Second hypothesis from the peanut gallery (we have very chatty peanuts in our group): maybe it’s not real coffee in the K-cups! Maybe they put instant coffee in there to fool us! The problem with this, though, is that a used K-cup still has coffee in it. Yes, we dismembered one to check. 
New hypothesis! Maybe there’s a combination of instant coffee and real coffee in there. This would explain why there is still coffee in the pod once it’s done brewing, and explain why the coffee is darker at the beginning, because the water dissolves the granules right away while the rest of the coffee does its thing. My goodness, what a sexy hypothesis! How to check? We tore the lids off the new and used K-cups to compare the volume of coffee grounds, because obviously the instant coffee would have melted away. Weighing them was immediately rejected, because one was waterlogged.

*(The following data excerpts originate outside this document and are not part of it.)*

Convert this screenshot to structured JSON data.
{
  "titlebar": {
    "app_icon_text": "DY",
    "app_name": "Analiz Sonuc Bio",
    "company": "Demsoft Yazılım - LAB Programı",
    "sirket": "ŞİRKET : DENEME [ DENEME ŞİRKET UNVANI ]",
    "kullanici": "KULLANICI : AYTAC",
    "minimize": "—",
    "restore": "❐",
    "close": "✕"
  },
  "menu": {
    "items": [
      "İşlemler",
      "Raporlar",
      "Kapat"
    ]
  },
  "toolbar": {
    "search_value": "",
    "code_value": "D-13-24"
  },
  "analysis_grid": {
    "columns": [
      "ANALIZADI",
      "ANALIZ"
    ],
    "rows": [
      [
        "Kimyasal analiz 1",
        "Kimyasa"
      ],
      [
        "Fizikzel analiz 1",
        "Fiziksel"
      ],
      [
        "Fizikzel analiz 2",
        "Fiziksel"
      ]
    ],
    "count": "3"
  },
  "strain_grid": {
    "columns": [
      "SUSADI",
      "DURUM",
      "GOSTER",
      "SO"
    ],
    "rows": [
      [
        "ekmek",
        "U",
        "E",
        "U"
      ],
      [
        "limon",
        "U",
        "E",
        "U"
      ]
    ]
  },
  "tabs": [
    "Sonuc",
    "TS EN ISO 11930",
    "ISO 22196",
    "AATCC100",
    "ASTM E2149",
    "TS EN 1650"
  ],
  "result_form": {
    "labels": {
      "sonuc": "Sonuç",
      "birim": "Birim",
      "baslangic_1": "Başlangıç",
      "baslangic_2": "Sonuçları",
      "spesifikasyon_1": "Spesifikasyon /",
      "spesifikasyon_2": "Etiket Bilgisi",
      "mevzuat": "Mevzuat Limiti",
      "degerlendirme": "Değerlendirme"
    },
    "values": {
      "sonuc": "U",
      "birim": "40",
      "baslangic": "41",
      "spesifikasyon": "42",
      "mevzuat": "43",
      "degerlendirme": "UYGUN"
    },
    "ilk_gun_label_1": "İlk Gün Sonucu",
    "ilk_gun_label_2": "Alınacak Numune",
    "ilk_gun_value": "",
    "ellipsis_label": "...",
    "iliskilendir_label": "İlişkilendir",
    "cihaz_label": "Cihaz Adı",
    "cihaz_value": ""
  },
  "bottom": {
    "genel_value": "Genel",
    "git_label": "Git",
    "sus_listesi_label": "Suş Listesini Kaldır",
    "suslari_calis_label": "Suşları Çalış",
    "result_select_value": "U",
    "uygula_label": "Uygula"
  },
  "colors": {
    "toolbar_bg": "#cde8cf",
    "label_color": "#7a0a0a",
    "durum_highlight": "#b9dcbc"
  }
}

Instead, we dumped out some of the dry coffee from the new pod and compared it to regular ground coffee. It looked the same, but just to be sure, I sprinkled some of the K-cup coffee in a coffee cup and added warm water to see if it would dissolve. It did not.
So now we all know what goes on inside a K-cup, but aren’t much closer to making decent coffee with the reusable filter. The current hypothesis is that the filter isn’t fine enough and the water goes through too fast, not bringing enough coffee flavor with it. Cramming more coffee into the Solofill just causes an overflow problem, so that’s not the answer. The paper filter in the real K-cup is very thick, so we’re thinking that’s the key.
They sell other kinds of multiple-use Keurig pseudo-pods2, so the new plan is to buy a couple of different ones and see if they work any better. All of them seem to have similar reviews online, so it’s hard to decide what to try, but with our filter hypothesis, I’m going to look for one with a very very fine mesh.
1. I suppose it may have been helium. I did not run it through a mass spectrometer.

2. Pseudo-pods, as in “false pods” not as in “a temporary protrusion of the protoplasm, as of certain protozoans, usually serving as an organ of locomotion“. To my knowledge Keurig coffee machines are not amoebas.